J’étais à Baptist Town un matin, après les funérailles d’un jeune homme du quartier. Quelques personnes sont assises autour d’une table de cuisine, comme éclairées par des rideaux colorés, et une main tenant une cigarette entre dans le champ. L’atmosphère était endeuillée, et je pense que c‘est palpable dans cette image. En même temps, c’est subjectif, et lié au choix du cadrage, de l’éclairage, du moment où j’ai déclenché. Lorsque je travaille dans des communautés auxquelles je n’appartiens pas, j’essaie de tempérer ma subjectivité et de canaliser ce que je vois se dérouler devant moi. Mais il m’est difficile de dire dans quelle mesure l’image traduit cela.
Vos images contiennent souvent des détails inattendus – un écran déchiré, un insecte pris au piège dans une bouteille de soda – qui ne frappent pas le spectateur au premier abord, mais qui contribuent résolument à l’atmosphère et au rythme. Lors d’une prise de vue documentaire, cherchez-vous activement des détails à inclure comme métaphores d’un propos plus vaste?
À ce stade, je pense que c’est en grande partie inconscient. Mais je n’oublie jamais qu’il faut jouer sur la distance: vous voyez, les hommes ont tendance à conserver des distances de sécurité entre eux, donc quand je travaille avec des focales fixes, je pense à en changer parfois. Ou seulement à bouger mes pieds, afin d’être plus proche ou plus éloigné.
Vous incluez des fenêtres et des portes à certaines de vos images. Quelle est leur fonction, pour vous?
Des fenêtres. Des portes. Des reflets. Des mains. Et des animaux, peut-être en ce qu’ils véhiculent des choses qui ne peuvent être transmises par l’intermédiaire des humains. Je photographie souvent à travers des objets. C’est en partie une question de composition, de recherche d’un cadre dans le cadre. Mais souvent, photographier à travers une surface la complique et rend les choses un peu abstraites, de telle sorte que la lecture n’est pas aussi simple qu’elle pourrait l’être autrement.
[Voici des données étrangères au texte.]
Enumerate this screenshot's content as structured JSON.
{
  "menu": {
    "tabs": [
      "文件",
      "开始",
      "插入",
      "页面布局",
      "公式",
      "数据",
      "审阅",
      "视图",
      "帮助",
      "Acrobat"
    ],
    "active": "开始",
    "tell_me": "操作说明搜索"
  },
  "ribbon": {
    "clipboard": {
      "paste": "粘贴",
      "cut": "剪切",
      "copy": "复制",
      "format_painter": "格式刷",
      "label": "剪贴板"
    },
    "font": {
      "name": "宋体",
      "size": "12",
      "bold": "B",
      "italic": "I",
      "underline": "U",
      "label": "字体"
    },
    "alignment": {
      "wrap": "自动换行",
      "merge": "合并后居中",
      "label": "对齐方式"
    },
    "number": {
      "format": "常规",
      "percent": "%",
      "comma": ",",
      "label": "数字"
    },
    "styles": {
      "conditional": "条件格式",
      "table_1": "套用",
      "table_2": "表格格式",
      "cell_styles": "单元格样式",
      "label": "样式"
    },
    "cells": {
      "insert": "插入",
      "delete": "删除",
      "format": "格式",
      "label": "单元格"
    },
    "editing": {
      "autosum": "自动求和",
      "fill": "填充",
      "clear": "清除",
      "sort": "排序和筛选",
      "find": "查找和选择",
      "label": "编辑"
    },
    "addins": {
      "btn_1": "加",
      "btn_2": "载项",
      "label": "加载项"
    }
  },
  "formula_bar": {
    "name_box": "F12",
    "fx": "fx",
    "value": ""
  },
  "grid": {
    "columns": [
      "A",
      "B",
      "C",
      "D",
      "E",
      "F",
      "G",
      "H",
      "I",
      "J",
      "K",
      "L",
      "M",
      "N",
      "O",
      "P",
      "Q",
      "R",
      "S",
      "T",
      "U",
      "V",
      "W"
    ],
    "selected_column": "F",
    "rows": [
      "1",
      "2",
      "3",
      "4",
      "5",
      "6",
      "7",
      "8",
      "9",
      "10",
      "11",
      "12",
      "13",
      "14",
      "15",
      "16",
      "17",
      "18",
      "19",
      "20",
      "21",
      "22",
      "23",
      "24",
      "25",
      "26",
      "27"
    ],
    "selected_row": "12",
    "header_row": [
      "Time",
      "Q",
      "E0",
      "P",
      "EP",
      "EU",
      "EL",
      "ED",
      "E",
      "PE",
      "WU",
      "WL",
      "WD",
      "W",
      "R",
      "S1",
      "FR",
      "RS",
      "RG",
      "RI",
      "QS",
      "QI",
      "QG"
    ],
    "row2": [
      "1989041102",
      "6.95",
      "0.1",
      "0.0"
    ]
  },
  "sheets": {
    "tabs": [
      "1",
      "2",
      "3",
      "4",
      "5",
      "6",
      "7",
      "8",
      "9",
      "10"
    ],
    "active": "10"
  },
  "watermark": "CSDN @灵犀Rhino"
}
Y a-t-il quelque chose que vous avez appris, durant vos études de photographie, dont vous vous souvenez lorsque vous travaillez?
Lorsque j’étais en train de réaliser la série Carry Me Ohio, je l’ai montrée à un professeur, et il m’a dit quelque chose comme: “Les images sont bonnes, mais il y a une différence entre parler de la pauvreté avec des néons et parler de l’expérience humaine où la pauvreté est écrite entre les lignes.” À l’époque, je ne savais pas vraiment à quoi il voulait en venir, mais ça m’est resté. Vous pouvez le voir sur les photos de Baptist Town: avez-vous vraiment besoin de montrer des armes à feu et de la drogue pour que les gens puissent comprendre ce à quoi la communauté doit faire face?
Quels sont les photographes dont le travail documentaire vous influence aujourd‘hui?
Eugene Richards est probablement mon inspiration la plus vraie et la plus profonde, en ce qu‘il peut intégrer des photographies de sa vie personnelle à un projet, si parfaitement que vous ne pouvez pas faire la différence entre sa femme et une personne qu’il vient de rencontrer dans la rue.
Et vos premières influences?
Ce qui vous parle tôt perd souvent de son éclat avec le temps. Au lycée, je travaillais dans un magasin d’appareils photo Ritz, et pendant les pauses déjeuner, je feuilletais le magazine American Photo pour voir les images de James Nachtwey réalisées en Irak. Je me disais: « Bon Dieu, c’est un travail qui compte. Peut-être que je pourrais faire quelque chose d‘aussi important de ma vie. » Mais maintenant, ses photographies me paraissent froides et insensibles, et ce n’est pas ce que j’aspire à faire, même si je pense que son travail est important, et qu’il a davantage apporté à la photographie et à la société que je ne pourrai jamais le faire. Je m’intéresse moins aux photographies techniquement parfaites, où tout est bien exposé et bien composé. Je préfère un résultat un peu moins stérilisé. Je ne veux pas fournir aux gens des réponses à la petite cuillère. Je veux qu’ils puissent penser par eux-mêmes, et leur laisser la liberté d‘explorer.
Propos recueillis par Bill Shapiro
Bill Shapiro est l’ancien rédacteur en chef du magazine LIFE et l’auteur du nouveau livre What We Keep.